Kekalahan pertama terjadi pada 22 Maret 2026 di final Carabao Cup. Arsenal harus mengakui keunggulan Manchester City dengan skor 0-2 di Stadion Wembley. Dua gol yang dicetak oleh Nico O’Reilly menjadi penentu kemenangan The Citizens, sekaligus menggagalkan ambisi The Gunners meraih gelar pertama musim ini.
Pukulan kedua datang pada 5 April 2026. Arsenal resmi tersingkir dari ajang FA Cup musim ini setelah dikalahkan Southampton dengan skor 2-1 pada babak perempat final yang berlangsung di St Mary’s Stadium seperti dikutip Nismedia.id dari Instagram @arsenal.
Hasil ini menjadi kejutan besar mengingat Arsenal merupakan tim yang berasal dari divisi teratas, sementara Southampton masih berkompetisi di Championship. Kekalahan ini menambah catatan buruk bagi tim London Utara tersebut.
Dalam pertandingan melawan Southampton, Ross Stewart membawa tuan rumah memimpin pada menit ke-35, sebelum Viktor Gyokeres berhasil menyamakan kedudukan untuk Arsenal pada menit ke-68. Namun, gol kemenangan dari Shea Charles pada menit ke-85 memastikan Southampton lolos ke semifinal dan mengakhiri perjalanan Arsenal di kompetisi ini.
Arsenal sebenarnya tampil dominan dalam penguasaan bola dan menciptakan lebih banyak peluang. Namun, kurangnya efektivitas dalam penyelesaian akhir serta beberapa kesalahan di lini pertahanan menjadi faktor utama yang membuat mereka harus pulang dengan tangan kosong.
Dengan tersingkirnya dari Carabao Cup dan FA Cup, kini Arsenal hanya tersisa 2 kompetisi lagi yang harus dijalani musim ini, yaitu Premier League dan Liga Champions UEFA. Kedua kompetisi ini dikenal memiliki tingkat persaingan yang sangat ketat dan jauh lebih rumit dibandingkan dengan kompetisi piala yang sudah mereka tinggalkan.
Di Premier League, Arsenal masih bersaing ketat dengan tim-tim kuat lainnya seperti Man City, Liverpool, dan Aston Villa untuk memperebutkan gelar juara. Setiap pertandingan yang tersisa menjadi sangat krusial, karena satu kesalahan kecil bisa berakibat fatal pada posisi mereka di klasemen akhir.
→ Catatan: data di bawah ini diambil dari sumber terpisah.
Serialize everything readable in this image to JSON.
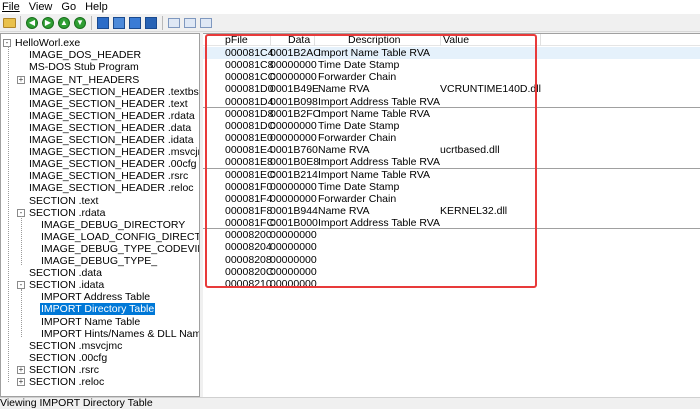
{
  "menu": [
    "File",
    "View",
    "Go",
    "Help"
  ],
  "toolbar": {
    "icons": [
      "open-folder-icon",
      "back-icon",
      "forward-icon",
      "up-icon",
      "refresh-icon",
      "save-icon",
      "export-icon",
      "import-icon",
      "list-view-icon",
      "tile-view-icon",
      "details-view-icon"
    ]
  },
  "tree": {
    "items": [
      {
        "label": "HelloWorl.exe",
        "exp": "-"
      },
      {
        "label": "IMAGE_DOS_HEADER"
      },
      {
        "label": "MS-DOS Stub Program"
      },
      {
        "label": "IMAGE_NT_HEADERS",
        "exp": "+"
      },
      {
        "label": "IMAGE_SECTION_HEADER .textbss"
      },
      {
        "label": "IMAGE_SECTION_HEADER .text"
      },
      {
        "label": "IMAGE_SECTION_HEADER .rdata"
      },
      {
        "label": "IMAGE_SECTION_HEADER .data"
      },
      {
        "label": "IMAGE_SECTION_HEADER .idata"
      },
      {
        "label": "IMAGE_SECTION_HEADER .msvcjmc"
      },
      {
        "label": "IMAGE_SECTION_HEADER .00cfg"
      },
      {
        "label": "IMAGE_SECTION_HEADER .rsrc"
      },
      {
        "label": "IMAGE_SECTION_HEADER .reloc"
      },
      {
        "label": "SECTION .text"
      },
      {
        "label": "SECTION .rdata",
        "exp": "-"
      },
      {
        "label": "IMAGE_DEBUG_DIRECTORY"
      },
      {
        "label": "IMAGE_LOAD_CONFIG_DIRECTORY"
      },
      {
        "label": "IMAGE_DEBUG_TYPE_CODEVIEW"
      },
      {
        "label": "IMAGE_DEBUG_TYPE_"
      },
      {
        "label": "SECTION .data"
      },
      {
        "label": "SECTION .idata",
        "exp": "-"
      },
      {
        "label": "IMPORT Address Table"
      },
      {
        "label": "IMPORT Directory Table",
        "selected": true
      },
      {
        "label": "IMPORT Name Table"
      },
      {
        "label": "IMPORT Hints/Names & DLL Names"
      },
      {
        "label": "SECTION .msvcjmc"
      },
      {
        "label": "SECTION .00cfg"
      },
      {
        "label": "SECTION .rsrc",
        "exp": "+"
      },
      {
        "label": "SECTION .reloc",
        "exp": "+"
      }
    ]
  },
  "table": {
    "columns": [
      "pFile",
      "Data",
      "Description",
      "Value"
    ],
    "rows": [
      [
        "000081C4",
        "0001B2AC",
        "Import Name Table RVA",
        ""
      ],
      [
        "000081C8",
        "00000000",
        "Time Date Stamp",
        ""
      ],
      [
        "000081CC",
        "00000000",
        "Forwarder Chain",
        ""
      ],
      [
        "000081D0",
        "0001B49E",
        "Name RVA",
        "VCRUNTIME140D.dll"
      ],
      [
        "000081D4",
        "0001B098",
        "Import Address Table RVA",
        ""
      ],
      [
        "000081D8",
        "0001B2FC",
        "Import Name Table RVA",
        ""
      ],
      [
        "000081DC",
        "00000000",
        "Time Date Stamp",
        ""
      ],
      [
        "000081E0",
        "00000000",
        "Forwarder Chain",
        ""
      ],
      [
        "000081E4",
        "0001B760",
        "Name RVA",
        "ucrtbased.dll"
      ],
      [
        "000081E8",
        "0001B0E8",
        "Import Address Table RVA",
        ""
      ],
      [
        "000081EC",
        "0001B214",
        "Import Name Table RVA",
        ""
      ],
      [
        "000081F0",
        "00000000",
        "Time Date Stamp",
        ""
      ],
      [
        "000081F4",
        "00000000",
        "Forwarder Chain",
        ""
      ],
      [
        "000081F8",
        "0001B944",
        "Name RVA",
        "KERNEL32.dll"
      ],
      [
        "000081FC",
        "0001B000",
        "Import Address Table RVA",
        ""
      ],
      [
        "00008200",
        "00000000",
        "",
        ""
      ],
      [
        "00008204",
        "00000000",
        "",
        ""
      ],
      [
        "00008208",
        "00000000",
        "",
        ""
      ],
      [
        "0000820C",
        "00000000",
        "",
        ""
      ],
      [
        "00008210",
        "00000000",
        "",
        ""
      ]
    ]
  },
  "status": "Viewing IMPORT Directory Table",
  "colors": {
    "selection": "#0078d7",
    "highlight_box": "#e83a3a"
  }
}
Sementara di Liga Champions, Arsenal juga harus menghadapi lawan-lawan tangguh dari berbagai negara Eropa. Perjalanan menuju gelar juara di kompetisi ini membutuhkan konsistensi performa yang tinggi serta kemampuan untuk tampil maksimal di kandang maupun tandang.
Pertanyaan besar kini muncul di benak semua penggemar sepak bola, terutama para pendukung Arsenal. Mampukah tim ini bangkit dari keterpurukan dan menunjukkan performa terbaiknya di sisa kompetisi yang ada? Atau mereka akan kembali mengalami nasib yang sama seperti musim-musim sebelumnya.
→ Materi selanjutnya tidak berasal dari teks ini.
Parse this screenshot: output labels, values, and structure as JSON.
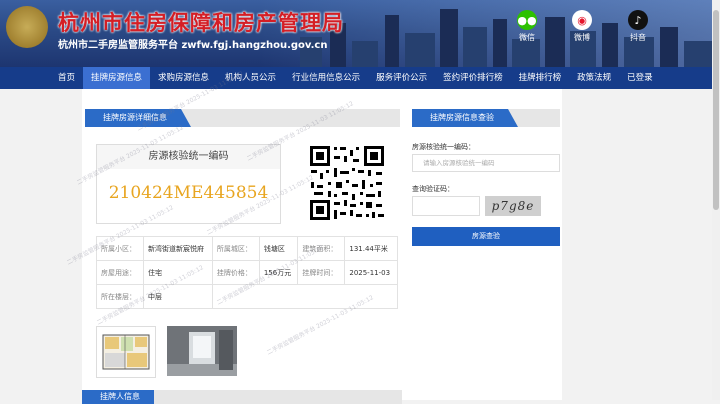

Mikel Arteta dan para pemain Arsenal memiliki tantangan berat di depan mata. Mereka harus segera memperbaiki kesalahan-kesalahan yang terjadi, meningkatkan kekompakan tim dan memulihkan mentalitas juara yang sempat terguncang akibat dua kekalahan berturut-turut.
Banyak pihak berpendapat bahwa masa depan Arsenal di musim ini sangat bergantung pada bagaimana mereka merespons situasi ini. Jika bisa bangkit dengan cepat dan tampil konsisten, peluang untuk meraih gelar juara masih terbuka lebar.